CAUTION: Note that shred relies on a very important assumption: that
the file system overwrites data in place. This is the traditional way
to do things, but many modern file system designs do not satisfy this
assumption. The following are examples of file systems on which shred
is not effective, or is not guaranteed to be effective in all file sys‐
This uses many overwrite passes, with the data patterns chosen to
maximize the damage they do to the old data.
For example to delete a file contained in a folder:
sudo shred -v –remove Pictures/SamData/Thumbs.db
shred: Pictures/SamData/Thumbs.db: pass 1/3 (random)…
shred: Pictures/SamData/Thumbs.db: pass 2/3 (random)…
shred: Pictures/SamData/Thumbs.db: pass 3/3 (random)…

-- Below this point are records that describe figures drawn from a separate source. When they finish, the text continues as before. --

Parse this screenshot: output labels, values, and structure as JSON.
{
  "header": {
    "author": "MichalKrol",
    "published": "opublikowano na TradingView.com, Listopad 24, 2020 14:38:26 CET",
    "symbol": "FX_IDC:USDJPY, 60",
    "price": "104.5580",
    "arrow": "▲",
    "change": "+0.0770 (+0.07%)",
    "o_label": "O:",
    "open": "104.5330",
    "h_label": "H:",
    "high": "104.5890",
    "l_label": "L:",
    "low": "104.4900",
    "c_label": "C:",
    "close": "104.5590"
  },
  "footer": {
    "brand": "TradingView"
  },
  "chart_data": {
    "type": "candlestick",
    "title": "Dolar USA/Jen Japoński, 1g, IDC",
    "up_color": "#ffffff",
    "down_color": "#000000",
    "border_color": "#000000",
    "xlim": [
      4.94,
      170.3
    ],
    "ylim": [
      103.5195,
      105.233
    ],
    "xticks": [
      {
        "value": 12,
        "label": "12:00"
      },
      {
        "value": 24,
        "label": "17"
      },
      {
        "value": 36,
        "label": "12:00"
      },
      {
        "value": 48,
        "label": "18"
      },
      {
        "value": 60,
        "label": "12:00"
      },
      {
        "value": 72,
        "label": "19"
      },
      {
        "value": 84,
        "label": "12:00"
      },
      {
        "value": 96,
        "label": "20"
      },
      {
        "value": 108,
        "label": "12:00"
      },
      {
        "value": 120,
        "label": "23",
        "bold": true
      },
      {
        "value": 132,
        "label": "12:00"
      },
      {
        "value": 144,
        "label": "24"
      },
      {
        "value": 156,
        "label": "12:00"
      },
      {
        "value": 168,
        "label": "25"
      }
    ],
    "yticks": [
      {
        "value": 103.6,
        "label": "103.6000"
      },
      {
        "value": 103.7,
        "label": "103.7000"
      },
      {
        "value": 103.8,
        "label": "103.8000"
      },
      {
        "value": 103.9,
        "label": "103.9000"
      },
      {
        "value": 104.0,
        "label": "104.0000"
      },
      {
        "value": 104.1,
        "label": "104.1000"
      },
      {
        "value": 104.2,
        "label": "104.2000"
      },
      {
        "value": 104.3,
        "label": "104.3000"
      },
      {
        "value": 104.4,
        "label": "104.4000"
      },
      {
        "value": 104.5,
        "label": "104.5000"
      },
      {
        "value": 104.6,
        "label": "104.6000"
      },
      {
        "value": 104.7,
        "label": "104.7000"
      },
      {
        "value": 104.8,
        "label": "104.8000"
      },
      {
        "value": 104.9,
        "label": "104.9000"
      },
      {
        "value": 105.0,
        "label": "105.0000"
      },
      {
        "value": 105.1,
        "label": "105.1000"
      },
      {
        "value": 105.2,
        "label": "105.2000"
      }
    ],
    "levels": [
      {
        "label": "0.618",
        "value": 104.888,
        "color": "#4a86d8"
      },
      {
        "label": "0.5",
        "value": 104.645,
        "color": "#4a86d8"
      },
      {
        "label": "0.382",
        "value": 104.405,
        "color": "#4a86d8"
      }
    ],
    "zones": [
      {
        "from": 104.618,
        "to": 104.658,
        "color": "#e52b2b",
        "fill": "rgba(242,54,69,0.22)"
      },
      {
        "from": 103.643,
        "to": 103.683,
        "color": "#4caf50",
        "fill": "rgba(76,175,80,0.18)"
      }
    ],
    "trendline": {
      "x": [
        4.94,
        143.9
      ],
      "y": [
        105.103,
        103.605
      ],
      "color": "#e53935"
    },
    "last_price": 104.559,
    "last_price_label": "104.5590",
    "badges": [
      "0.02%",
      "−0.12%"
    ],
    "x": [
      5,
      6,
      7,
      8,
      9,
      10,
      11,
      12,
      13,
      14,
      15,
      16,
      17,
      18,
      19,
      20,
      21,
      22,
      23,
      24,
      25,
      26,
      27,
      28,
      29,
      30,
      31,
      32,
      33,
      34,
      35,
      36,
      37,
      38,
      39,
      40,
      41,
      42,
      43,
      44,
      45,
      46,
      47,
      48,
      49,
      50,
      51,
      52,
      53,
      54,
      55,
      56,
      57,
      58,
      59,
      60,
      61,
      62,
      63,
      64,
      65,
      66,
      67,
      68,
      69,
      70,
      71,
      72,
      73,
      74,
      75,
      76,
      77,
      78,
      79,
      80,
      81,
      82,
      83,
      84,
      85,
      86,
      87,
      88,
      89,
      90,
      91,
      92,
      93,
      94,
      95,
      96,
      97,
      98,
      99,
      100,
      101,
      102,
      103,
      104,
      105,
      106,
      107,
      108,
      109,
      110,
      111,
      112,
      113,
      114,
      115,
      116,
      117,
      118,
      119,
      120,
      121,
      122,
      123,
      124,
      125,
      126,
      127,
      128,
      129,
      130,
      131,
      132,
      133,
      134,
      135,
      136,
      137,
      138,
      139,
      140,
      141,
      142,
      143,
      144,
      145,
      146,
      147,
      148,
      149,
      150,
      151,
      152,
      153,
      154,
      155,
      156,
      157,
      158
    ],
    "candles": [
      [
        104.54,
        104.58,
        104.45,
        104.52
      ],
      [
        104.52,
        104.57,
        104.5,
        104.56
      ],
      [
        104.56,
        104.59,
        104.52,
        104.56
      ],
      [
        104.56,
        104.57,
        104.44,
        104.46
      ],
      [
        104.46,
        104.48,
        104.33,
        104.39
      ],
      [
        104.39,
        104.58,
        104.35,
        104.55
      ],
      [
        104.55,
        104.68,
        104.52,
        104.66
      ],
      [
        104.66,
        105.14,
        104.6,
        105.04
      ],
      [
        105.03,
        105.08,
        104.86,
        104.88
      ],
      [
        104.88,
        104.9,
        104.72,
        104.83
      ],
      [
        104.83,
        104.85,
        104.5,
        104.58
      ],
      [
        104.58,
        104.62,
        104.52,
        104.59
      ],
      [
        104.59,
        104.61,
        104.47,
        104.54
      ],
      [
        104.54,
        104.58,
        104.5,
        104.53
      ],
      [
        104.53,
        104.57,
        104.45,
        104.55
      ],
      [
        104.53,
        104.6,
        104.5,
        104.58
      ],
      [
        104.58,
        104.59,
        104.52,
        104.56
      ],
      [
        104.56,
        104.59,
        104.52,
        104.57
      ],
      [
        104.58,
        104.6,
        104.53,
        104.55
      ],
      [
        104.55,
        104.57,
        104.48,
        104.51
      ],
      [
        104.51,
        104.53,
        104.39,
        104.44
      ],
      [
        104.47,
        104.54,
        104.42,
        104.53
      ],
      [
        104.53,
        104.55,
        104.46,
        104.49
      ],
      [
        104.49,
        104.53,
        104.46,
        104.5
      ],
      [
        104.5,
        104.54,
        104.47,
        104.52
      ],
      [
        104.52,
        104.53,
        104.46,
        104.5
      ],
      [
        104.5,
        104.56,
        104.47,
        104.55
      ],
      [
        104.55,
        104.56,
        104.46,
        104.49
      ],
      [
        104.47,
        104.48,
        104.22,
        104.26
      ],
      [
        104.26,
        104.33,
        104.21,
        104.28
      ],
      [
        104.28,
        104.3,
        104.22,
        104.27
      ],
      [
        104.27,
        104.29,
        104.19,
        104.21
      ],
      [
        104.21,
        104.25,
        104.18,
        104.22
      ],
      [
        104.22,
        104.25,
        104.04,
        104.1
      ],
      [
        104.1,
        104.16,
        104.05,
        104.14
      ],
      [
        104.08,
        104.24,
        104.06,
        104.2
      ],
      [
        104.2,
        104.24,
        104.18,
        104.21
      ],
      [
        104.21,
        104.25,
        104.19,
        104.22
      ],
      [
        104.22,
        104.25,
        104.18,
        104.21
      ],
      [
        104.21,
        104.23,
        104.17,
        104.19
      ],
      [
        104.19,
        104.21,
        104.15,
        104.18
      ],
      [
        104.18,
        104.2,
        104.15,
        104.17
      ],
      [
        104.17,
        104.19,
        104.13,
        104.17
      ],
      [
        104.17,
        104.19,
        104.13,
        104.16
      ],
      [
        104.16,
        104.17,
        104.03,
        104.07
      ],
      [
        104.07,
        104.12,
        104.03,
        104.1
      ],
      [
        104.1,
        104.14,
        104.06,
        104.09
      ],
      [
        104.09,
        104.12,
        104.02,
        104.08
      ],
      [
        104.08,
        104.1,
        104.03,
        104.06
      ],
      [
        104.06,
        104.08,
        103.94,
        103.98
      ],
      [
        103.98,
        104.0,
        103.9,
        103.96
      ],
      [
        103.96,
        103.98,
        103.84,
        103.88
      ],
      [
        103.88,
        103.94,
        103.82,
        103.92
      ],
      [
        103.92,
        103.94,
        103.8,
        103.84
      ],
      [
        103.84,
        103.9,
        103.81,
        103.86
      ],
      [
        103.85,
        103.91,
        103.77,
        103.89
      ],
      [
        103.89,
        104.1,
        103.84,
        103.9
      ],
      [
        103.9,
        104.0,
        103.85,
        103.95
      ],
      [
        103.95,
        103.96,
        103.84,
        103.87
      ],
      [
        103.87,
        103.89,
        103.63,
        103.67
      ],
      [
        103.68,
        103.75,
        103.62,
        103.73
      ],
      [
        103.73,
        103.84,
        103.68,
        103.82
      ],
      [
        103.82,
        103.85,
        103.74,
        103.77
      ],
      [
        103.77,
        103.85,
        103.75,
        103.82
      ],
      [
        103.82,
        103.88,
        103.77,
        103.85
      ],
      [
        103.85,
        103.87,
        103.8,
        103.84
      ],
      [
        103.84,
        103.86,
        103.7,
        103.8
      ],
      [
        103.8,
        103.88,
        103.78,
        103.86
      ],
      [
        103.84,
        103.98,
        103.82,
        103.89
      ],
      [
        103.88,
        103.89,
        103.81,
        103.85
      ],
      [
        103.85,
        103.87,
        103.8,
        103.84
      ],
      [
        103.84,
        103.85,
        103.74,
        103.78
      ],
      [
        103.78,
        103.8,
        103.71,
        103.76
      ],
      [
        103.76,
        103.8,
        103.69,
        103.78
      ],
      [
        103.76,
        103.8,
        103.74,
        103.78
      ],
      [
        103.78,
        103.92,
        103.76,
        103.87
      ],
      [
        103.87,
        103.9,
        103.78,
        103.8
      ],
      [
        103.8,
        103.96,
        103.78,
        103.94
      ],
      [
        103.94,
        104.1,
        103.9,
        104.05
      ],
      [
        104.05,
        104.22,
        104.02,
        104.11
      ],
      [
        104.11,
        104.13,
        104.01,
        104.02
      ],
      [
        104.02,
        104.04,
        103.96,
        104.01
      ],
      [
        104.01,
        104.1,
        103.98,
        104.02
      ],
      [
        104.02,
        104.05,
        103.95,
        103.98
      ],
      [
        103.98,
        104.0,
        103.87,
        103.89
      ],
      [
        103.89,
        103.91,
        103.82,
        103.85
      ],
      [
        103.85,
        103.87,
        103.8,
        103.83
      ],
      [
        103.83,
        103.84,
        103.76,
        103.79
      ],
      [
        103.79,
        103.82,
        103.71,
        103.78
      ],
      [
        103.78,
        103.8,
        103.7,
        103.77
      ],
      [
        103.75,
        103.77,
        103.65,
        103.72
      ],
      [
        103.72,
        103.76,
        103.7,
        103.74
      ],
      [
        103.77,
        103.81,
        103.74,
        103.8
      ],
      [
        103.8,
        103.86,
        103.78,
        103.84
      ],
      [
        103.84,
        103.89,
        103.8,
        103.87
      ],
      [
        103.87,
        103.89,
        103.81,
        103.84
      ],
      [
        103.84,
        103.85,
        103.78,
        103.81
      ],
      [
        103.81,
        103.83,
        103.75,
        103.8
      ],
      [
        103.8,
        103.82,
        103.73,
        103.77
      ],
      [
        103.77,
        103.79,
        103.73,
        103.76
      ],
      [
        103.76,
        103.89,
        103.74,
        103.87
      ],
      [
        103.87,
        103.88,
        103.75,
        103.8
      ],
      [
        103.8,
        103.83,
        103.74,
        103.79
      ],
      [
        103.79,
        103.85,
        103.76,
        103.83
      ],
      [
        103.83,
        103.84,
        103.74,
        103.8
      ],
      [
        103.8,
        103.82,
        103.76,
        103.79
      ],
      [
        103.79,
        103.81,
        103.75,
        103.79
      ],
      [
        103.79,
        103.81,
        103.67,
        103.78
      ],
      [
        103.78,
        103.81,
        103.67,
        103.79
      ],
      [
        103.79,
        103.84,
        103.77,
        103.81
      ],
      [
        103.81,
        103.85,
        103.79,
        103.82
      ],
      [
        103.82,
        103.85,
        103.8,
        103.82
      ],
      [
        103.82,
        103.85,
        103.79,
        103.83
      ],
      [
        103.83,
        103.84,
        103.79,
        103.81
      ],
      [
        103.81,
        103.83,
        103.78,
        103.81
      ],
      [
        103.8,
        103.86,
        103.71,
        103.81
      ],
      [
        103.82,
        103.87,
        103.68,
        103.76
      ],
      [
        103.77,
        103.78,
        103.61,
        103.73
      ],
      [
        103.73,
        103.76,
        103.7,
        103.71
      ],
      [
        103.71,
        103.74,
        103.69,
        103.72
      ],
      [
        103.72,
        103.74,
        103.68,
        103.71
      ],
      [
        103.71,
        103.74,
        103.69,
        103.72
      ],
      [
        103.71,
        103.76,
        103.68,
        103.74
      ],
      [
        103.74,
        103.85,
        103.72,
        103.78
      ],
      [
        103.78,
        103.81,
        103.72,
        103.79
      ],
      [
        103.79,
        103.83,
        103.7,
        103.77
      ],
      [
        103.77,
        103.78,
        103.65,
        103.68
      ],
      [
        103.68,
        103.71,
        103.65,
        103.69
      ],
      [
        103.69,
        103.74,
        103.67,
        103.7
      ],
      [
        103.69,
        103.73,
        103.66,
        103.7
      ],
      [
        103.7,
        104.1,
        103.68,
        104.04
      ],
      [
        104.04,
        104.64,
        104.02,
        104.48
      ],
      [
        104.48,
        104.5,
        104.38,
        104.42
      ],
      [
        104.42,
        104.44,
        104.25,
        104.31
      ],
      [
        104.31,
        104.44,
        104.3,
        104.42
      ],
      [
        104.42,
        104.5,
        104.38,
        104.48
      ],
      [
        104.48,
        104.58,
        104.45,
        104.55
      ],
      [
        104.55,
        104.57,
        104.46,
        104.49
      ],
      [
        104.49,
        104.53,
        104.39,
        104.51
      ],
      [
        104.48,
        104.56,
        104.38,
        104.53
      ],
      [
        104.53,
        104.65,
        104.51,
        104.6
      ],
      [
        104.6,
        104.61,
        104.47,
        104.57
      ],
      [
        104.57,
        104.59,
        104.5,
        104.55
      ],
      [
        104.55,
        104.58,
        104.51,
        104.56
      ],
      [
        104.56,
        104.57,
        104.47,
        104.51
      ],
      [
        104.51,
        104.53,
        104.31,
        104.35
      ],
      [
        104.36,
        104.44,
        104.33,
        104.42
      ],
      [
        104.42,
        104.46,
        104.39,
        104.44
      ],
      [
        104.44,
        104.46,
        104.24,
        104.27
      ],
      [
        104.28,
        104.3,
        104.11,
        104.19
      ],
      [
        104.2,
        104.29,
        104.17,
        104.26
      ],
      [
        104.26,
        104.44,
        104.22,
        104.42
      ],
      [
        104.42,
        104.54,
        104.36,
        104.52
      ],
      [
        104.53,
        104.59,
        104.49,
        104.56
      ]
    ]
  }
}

shred: Pictures/SamData/Thumbs.db: removing
shred: Pictures/SamData/Thumbs.db: renamed to Pictures/SamData/000000000
shred: Pictures/SamData/000000000: renamed to Pictures/SamData/00000000
shred: Pictures/SamData/00000000: renamed to Pictures/SamData/0000000
shred: Pictures/SamData/0000000: renamed to Pictures/SamData/000000
shred: Pictures/SamData/000000: renamed to Pictures/SamData/00000
shred: Pictures/SamData/00000: renamed to Pictures/SamData/0000
shred: Pictures/SamData/0000: renamed to Pictures/SamData/000
shred: Pictures/SamData/000: renamed to Pictures/SamData/00
shred: Pictures/SamData/00: renamed to Pictures/SamData/0
shred: Pictures/SamData/Thumbs.db: removed
Similarly, to erase all data on a selected partition of your hard
disk, you could give a command like this:
shred –verbose /dev/sda5
For recovery options when your Windows PC fails to boot, you need to have pre-prepared recovery USB or DVD media from your Windows PC. DO IT NOW if you have not done this!!
If these above owners of this drive had done this they likely would have been able to restore this PC themselves and not ended up in this situation.